Zei stretched beneath the blanket he'd tucked around her. "You're... unfairly kind to me."

Kael's mouth tilted. Not quite a smile. Not teasing either. "Someone should be."

Her heart curled tight around those words - soft, reckless.

Neither of them moved right away.

Kael's hand found hers again without needing to search. Their fingers met easy now, like something well-practiced. Like something that had always known where it belonged.

"I keep waiting for this to scare me again," Zei said, voice quieter than before. "For all of this to feel too much."

"And does it?"

She shook her head. "No. Not with you."

Kael's thumb brushed over her knuckles. Slow. Careful. "Good."

The silence between them wasn't hollow. It wasn't empty. It was full of every quiet thing they hadn't said out loud yet.

When Kael moved, it wasn't rushed. It wasn't planned.

Just... natural.

His hand lifted - slow, steady - fingertips tracing the edge of her jaw, the soft curve beneath her cheekbone. A touch meant to ask, not to take. Gentle. Waiting.

"You're sure?" he asked, barely above a whisper.

Zei met his gaze. Steady. Certain in a way she hadn't thought possible months ago. "Yes."

That was all it took.

No rush. No dramatics.

Just the soft press of his mouth to hers.

Careful, like he knew her heart. Careful, like he'd been waiting for her to be ready.

Zei let herself lean into it - let herself believe this wasn't something to be afraid of.

Kael's hand didn't leave her jaw, didn't tighten, didn't pull. He held her like she was something fragile but not breakable. Something worth keeping steady.

And the kiss?
It wasn't the kind meant to make promises with teeth or hunger.
It wasn't about possession.

It was about permission.

I'm here. I'm not leaving.
You're safe now.

Her heart didn't race the way it had in the past, not out of fear. Not out of uncertainty. It moved slow beneath her ribs - steady, certain.

When they parted, Kael didn't pull away. His forehead rested against hers, breath shared in the soft space between them.

"You're not running," he said, quiet, like he wasn't asking.

"No," Zei whispered. "Not anymore."

Kael smiled - small, quiet. "Good."

But he didn't stop there.

He shifted, gently tugging her closer, wrapping his arms around her like it was second nature. Like he'd been waiting to hold her properly all this time.

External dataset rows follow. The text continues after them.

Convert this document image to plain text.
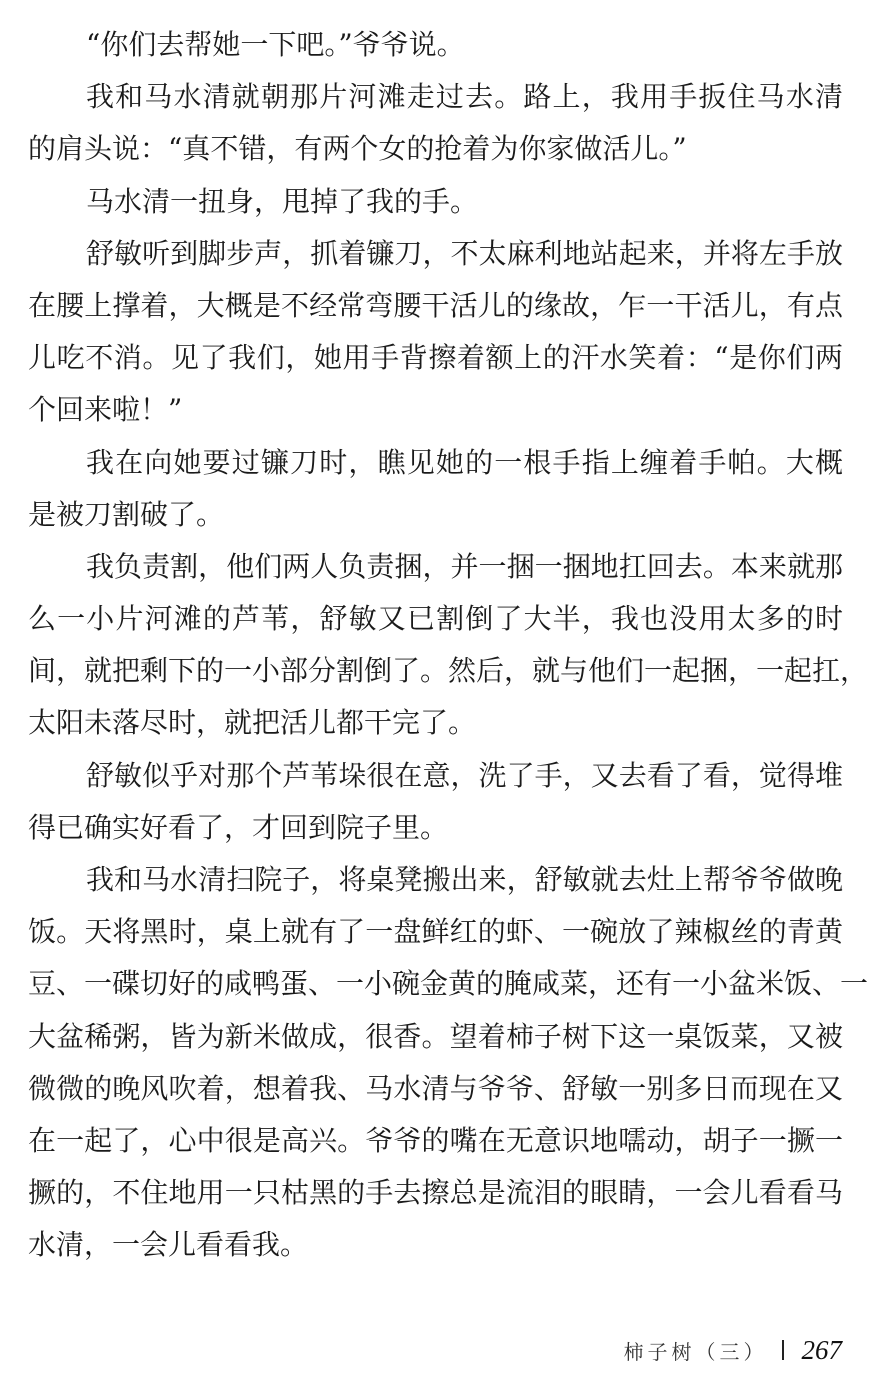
“你们去帮她一下吧。”爷爷说。
我和马水清就朝那片河滩走过去。路上，我用手扳住马水清
的肩头说：“真不错，有两个女的抢着为你家做活儿。”
马水清一扭身，甩掉了我的手。
舒敏听到脚步声，抓着镰刀，不太麻利地站起来，并将左手放
在腰上撑着，大概是不经常弯腰干活儿的缘故，乍一干活儿，有点
儿吃不消。见了我们，她用手背擦着额上的汗水笑着：“是你们两
个回来啦！”
我在向她要过镰刀时，瞧见她的一根手指上缠着手帕。大概
是被刀割破了。
我负责割，他们两人负责捆，并一捆一捆地扛回去。本来就那
么一小片河滩的芦苇，舒敏又已割倒了大半，我也没用太多的时
间，就把剩下的一小部分割倒了。然后，就与他们一起捆，一起扛，
太阳未落尽时，就把活儿都干完了。
舒敏似乎对那个芦苇垛很在意，洗了手，又去看了看，觉得堆
得已确实好看了，才回到院子里。
我和马水清扫院子，将桌凳搬出来，舒敏就去灶上帮爷爷做晚
饭。天将黑时，桌上就有了一盘鲜红的虾、一碗放了辣椒丝的青黄
豆、一碟切好的咸鸭蛋、一小碗金黄的腌咸菜，还有一小盆米饭、一
大盆稀粥，皆为新米做成，很香。望着柿子树下这一桌饭菜，又被
微微的晚风吹着，想着我、马水清与爷爷、舒敏一别多日而现在又
在一起了，心中很是高兴。爷爷的嘴在无意识地嚅动，胡子一撅一
撅的，不住地用一只枯黑的手去擦总是流泪的眼睛，一会儿看看马
水清，一会儿看看我。
柿子树（三） 267
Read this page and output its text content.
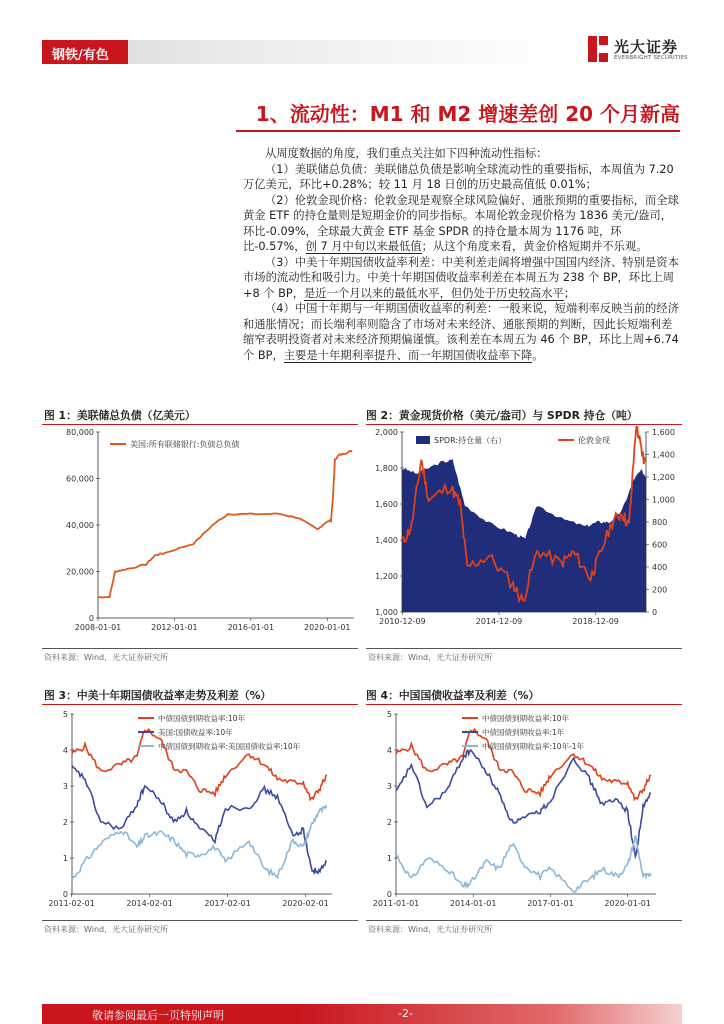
钢铁/有色	光大证券
EVERBRIGHT SECURITIES
1、流动性：M1 和 M2 增速差创 20 个月新高

从周度数据的角度，我们重点关注如下四种流动性指标：

（1）美联储总负债：美联储总负债是影响全球流动性的重要指标，本周值为 7.20 万亿美元，环比+0.28%；较 11 月 18 日创的历史最高值低 0.01%；

（2）伦敦金现价格：伦敦金现是观察全球风险偏好、通胀预期的重要指标，而全球黄金 ETF 的持仓量则是短期金价的同步指标。本周伦敦金现价格为 1836 美元/盎司，环比-0.09%，全球最大黄金 ETF 基金 SPDR 的持仓量本周为 1176 吨，环比-0.57%，创 7 月中旬以来最低值；从这个角度来看，黄金价格短期并不乐观。

（3）中美十年期国债收益率利差：中美利差走阔将增强中国国内经济、特别是资本市场的流动性和吸引力。中美十年期国债收益率利差在本周五为 238 个 BP，环比上周+8 个 BP，是近一个月以来的最低水平，但仍处于历史较高水平；

（4）中国十年期与一年期国债收益率的利差：一般来说，短端利率反映当前的经济和通胀情况；而长端利率则隐含了市场对未来经济、通胀预期的判断，因此长短端利差缩窄表明投资者对未来经济预期偏谨慎。该利差在本周五为 46 个 BP，环比上周+6.74 个 BP，主要是十年期利率提升、而一年期国债收益率下降。

图 1：美联储总负债（亿美元）
0
20,000
40,000
60,000
80,000
2008-01-01	2012-01-01	2016-01-01	2020-01-01
美国:所有联储银行:负债总负债
资料来源：Wind，光大证券研究所
图 2：黄金现货价格（美元/盎司）与 SPDR 持仓（吨）
1,000
1,200
1,400
1,600
1,800
2,000
0
200
400
600
800
1,000
1,200
1,400
1,600
2010-12-09	2014-12-09	2018-12-09
SPDR:持仓量（右）	伦敦金现
资料来源：Wind，光大证券研究所
图 3：中美十年期国债收益率走势及利差（%）
0
1
2
3
4
5
2011-02-01	2014-02-01	2017-02-01	2020-02-01
中债国债到期收益率:10年
美国:国债收益率:10年
中债国债到期收益率:美国国债收益率:10年
资料来源：Wind，光大证券研究所
图 4：中国国债收益率及利差（%）
0
1
2
3
4
5
2011-01-01	2014-01-01	2017-01-01	2020-01-01
中债国债到期收益率:10年
中债国债到期收益率:1年
中债国债到期收益率:10年-1年
资料来源：Wind，光大证券研究所
敬请参阅最后一页特别声明	-2-
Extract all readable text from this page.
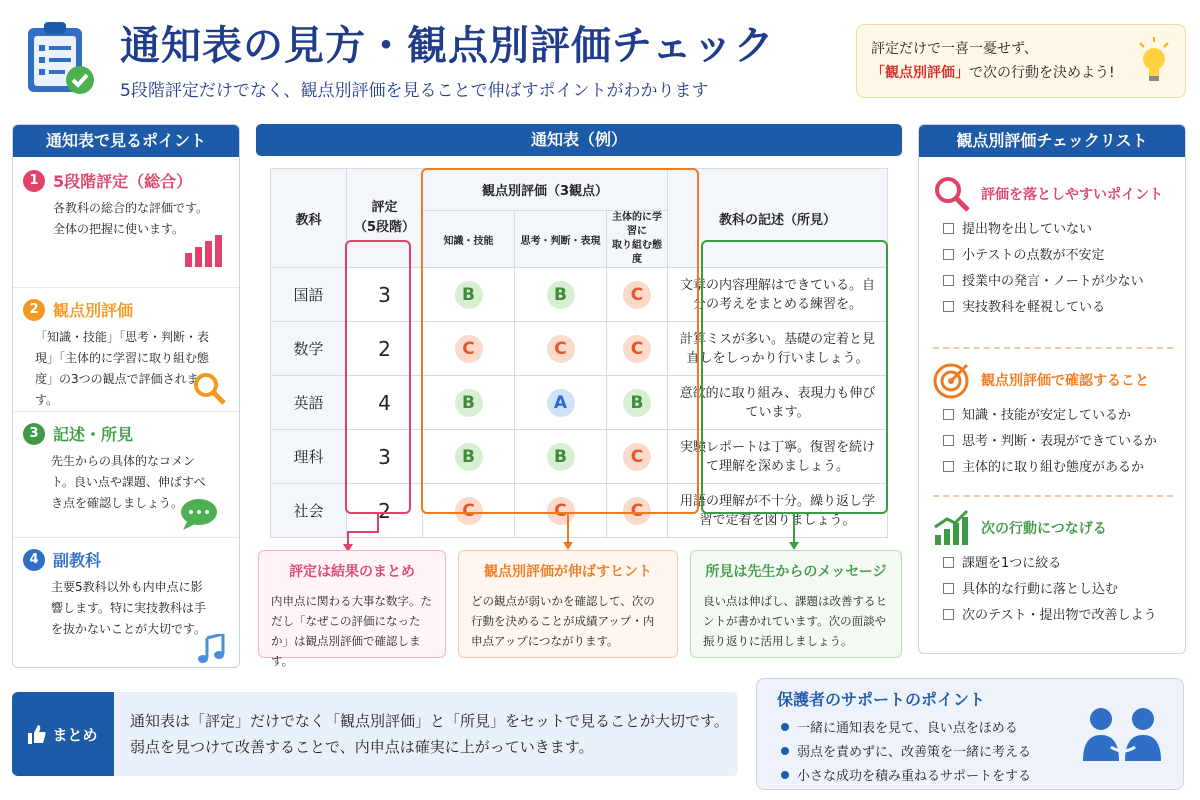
通知表の見方・観点別評価チェック
5段階評定だけでなく、観点別評価を見ることで伸ばすポイントがわかります
評定だけで一喜一憂せず、
「観点別評価」で次の行動を決めよう!
通知表で見るポイント
1 5段階評定（総合）
各教科の総合的な評価です。全体の把握に使います。
2 観点別評価
「知識・技能」「思考・判断・表現」「主体的に学習に取り組む態度」の3つの観点で評価されます。
3 記述・所見
先生からの具体的なコメント。良い点や課題、伸ばすべき点を確認しましょう。
4 副教科
主要5教科以外も内申点に影響します。特に実技教科は手を抜かないことが大切です。
通知表（例）
教科	評定
（5段階）	観点別評価（3観点）			教科の記述（所見）
		知識・技能	思考・判断・表現	主体的に学習に
取り組む態度	
国語	3	B	B	C	文章の内容理解はできている。自分の考えをまとめる練習を。
数学	2	C	C	C	計算ミスが多い。基礎の定着と見直しをしっかり行いましょう。
英語	4	B	A	B	意欲的に取り組み、表現力も伸びています。
理科	3	B	B	C	実験レポートは丁寧。復習を続けて理解を深めましょう。
社会	2	C	C	C	用語の理解が不十分。繰り返し学習で定着を図りましょう。
評定は結果のまとめ

内申点に関わる大事な数字。ただし「なぜこの評価になったか」は観点別評価で確認します。

観点別評価が伸ばすヒント

どの観点が弱いかを確認して、次の行動を決めることが成績アップ・内申点アップにつながります。

所見は先生からのメッセージ

良い点は伸ばし、課題は改善するヒントが書かれています。次の面談や振り返りに活用しましょう。

観点別評価チェックリスト
評価を落としやすいポイント
提出物を出していない
小テストの点数が不安定
授業中の発言・ノートが少ない
実技教科を軽視している
観点別評価で確認すること
知識・技能が安定しているか
思考・判断・表現ができているか
主体的に取り組む態度があるか
次の行動につなげる
課題を1つに絞る
具体的な行動に落とし込む
次のテスト・提出物で改善しよう
まとめ
通知表は「評定」だけでなく「観点別評価」と「所見」をセットで見ることが大切です。
弱点を見つけて改善することで、内申点は確実に上がっていきます。
保護者のサポートのポイント
一緒に通知表を見て、良い点をほめる
弱点を責めずに、改善策を一緒に考える
小さな成功を積み重ねるサポートをする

Zei let herself melt into it - into him.

His hand rubbed slow, steady circles across her back, grounding her in the quiet way only Kael could.

"You okay?" he asked, voice tucked somewhere between careful and soft.

"Yeah," she breathed. "I'm okay."

"You're sure?"

Zei nodded against his shoulder. "I've never been more sure."

Kael exhaled, like he'd been holding onto that answer for longer than she realized.

"You're safe," he said again, a quiet vow stitched into the space between her breaths.

Her arms circled him back, holding onto him the way she hadn't known she could.

Not desperate. Not afraid.

Just... here.

Still here.

And maybe that was what love looked like after all the running stopped.